Un racconto intimo. Il libro “Grâce à toi, du secret au pardon” [“Grazie a te. Dal segreto al perdono”, N.d.T.] racconta la prova di una coppia quando il passato nascosto di uno salta fuori. Lorène d’Elissagaray s’è appoggiata alla propria fede per attraversare questa prova. L’abbiamo incontrata per Aleteia For Her, e torna con noi su quest’avventura coniugale che ha cambiato le loro vite.
Questa storia di coppia potrebbe essere la nostra, potrebbe essere la vostra. È la storia di un segreto pesante rivelato tardi. Ma soprattutto è una bella e grande avventura umana: quella del perdono offerto e ricevuto. Testimonianza scritta a quattro mani da Lorène e Jaean Renaud d’Elissagaray, “Grâce à toi, du secret au pardon”, è stato stampato dalle edizioni Salvator nel 2016 e racconta come, nove anni dopo il loro incontro, il passato di Jean-Renaud sia tornato a galla con la rivelazione del suo figlio cileno. A sbrindellare la coppia non è stata tanto l’esistenza di questo ragazzino, concepito prima del loro matrimonio, bensì il veleno del segreto. Lorène s’è appoggiata sulla sua fede per attraversare questa prova. Eccola che torna con noi su questo sentiero del perdono.
Dopo sei anni di matrimonio, ha sperimentato il bisogno di consultare un’accompagnatrice spirituale. Perché?
Senza cause scatenanti, sono diventata estremamente gelosa. Un dubbio si è installato in me, insidiosamente. Ho allora pensato che mio marito mi nascondesse qualcosa. Più ero sospettosa, più Jean-Renaud si snervava. Allora mi sono detta che forse era il mio sguardo su di lui a non essere giusto, che magari dovessi modificare quello invece di prendermela con lui. Allora ho fatto un cammino con un’accompagnatrice spirituale benevola, psicologa di formazione. Era importante che fosse tale, perché potesse fare la sua parte nella mia rilettura della mia vita (la mia storia, le mie reazioni, le mie scelte importanti, i miei limiti, i miei fallimenti…) tra ciò che afferiva all’ambito spirituale e quanto andava trattato sotto l’aspetto di una spiegazione psicologica.

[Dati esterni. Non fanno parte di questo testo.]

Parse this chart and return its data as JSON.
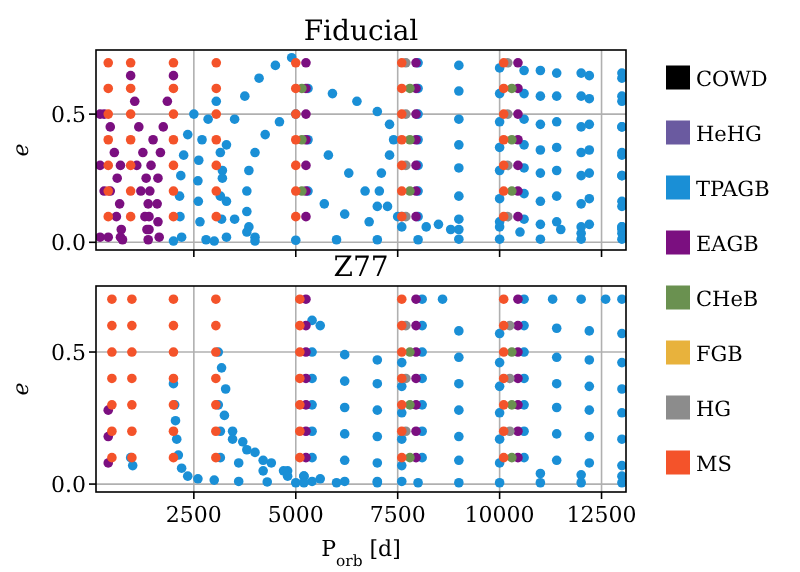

Con lei ho capito tante cose, soprattutto riguardo ad avvenimenti che risalivano alla mia infanzia e che mi avevano resa fragile.
Che cosa le ha dato il ritiro nel foyer de charité La Flatière sul tema “rileggere la propria vita attraverso la fede”?
Quella settimana ha approfondito il lavoro avviato con la psicologa, e mi ha introdotta nelle preghiera davanti al Santissimo Sacramento. Molte cose si erano così pacificate, in me, ma restava questo nodo di fondo – e anche delle reazioni inappropriate. Così tanto che sono tornata a trovare la psicologa, che allora mi ha detto: «Ad ogni modo, tu non mollerai finché non sarai arrivata in fondo al tuo cammino di verità». A quella frase, qualcosa scattò. L’accompagnatrice mi conferiva che il cuore del problema non era stato scoperto, che le reazioni appropriate continuavano, che l’appagamento non era totale, e mi ha quindi incoraggiata a continuare il mio cammino di verità. Un anno dopo, ho coinvolto Renaud in un weekend sulla comunicazione in coppia, organizzato da amici con – tra gli altri – Nadine Grandjean, consulente di coppia e di famiglia dalla fede cristiana. Il weekend si suddivideva in insegnamenti e domande da farsi in coppia. La domenica, durante un esercizio a due, bisognava domandarsi se ci fossero tra di noi delle zone d’ombra o dei non-detti, non mi ricordo l’espressione esatta. Davanti a questa domanda secca, Jean Renaud non poteva più tergiversare. Mi ha buttato là che c’era qualcosa che non mi aveva mai detto, né a me né ad altri, e che da troppo tempo portava quella croce. Quel primo passo mi ha commossa – sapevo che questo passo era difficile per lui – ma anche molto sollevata: non ero scema, qualcosa c’era! Pensai a una sofferenza d’infanzia, ma non ho osato avanzare l’ipotesi. In seguito al mio rilancio, un mese dopo mi ha proposto di vederci alla Basilica di Montmartre, davanti al Santissimo. Voleva iscrivere questa relazione nel quadro della nostra fede e del sacramento del nostro matrimonio – prendeva Dio e chiamava Gesù a testimonianza. Prima di confidarsi, ha voluto che pregassimo insieme… Ma poi non si è confidato. Non fu che una settimana più tardi, dopo aver ricevuto un “vivo richiamo all’ordine”, disse – in sostanza una mail di suo figlio che gli chiedeva di poterlo incontrare – che si è deciso a dirmi tutto.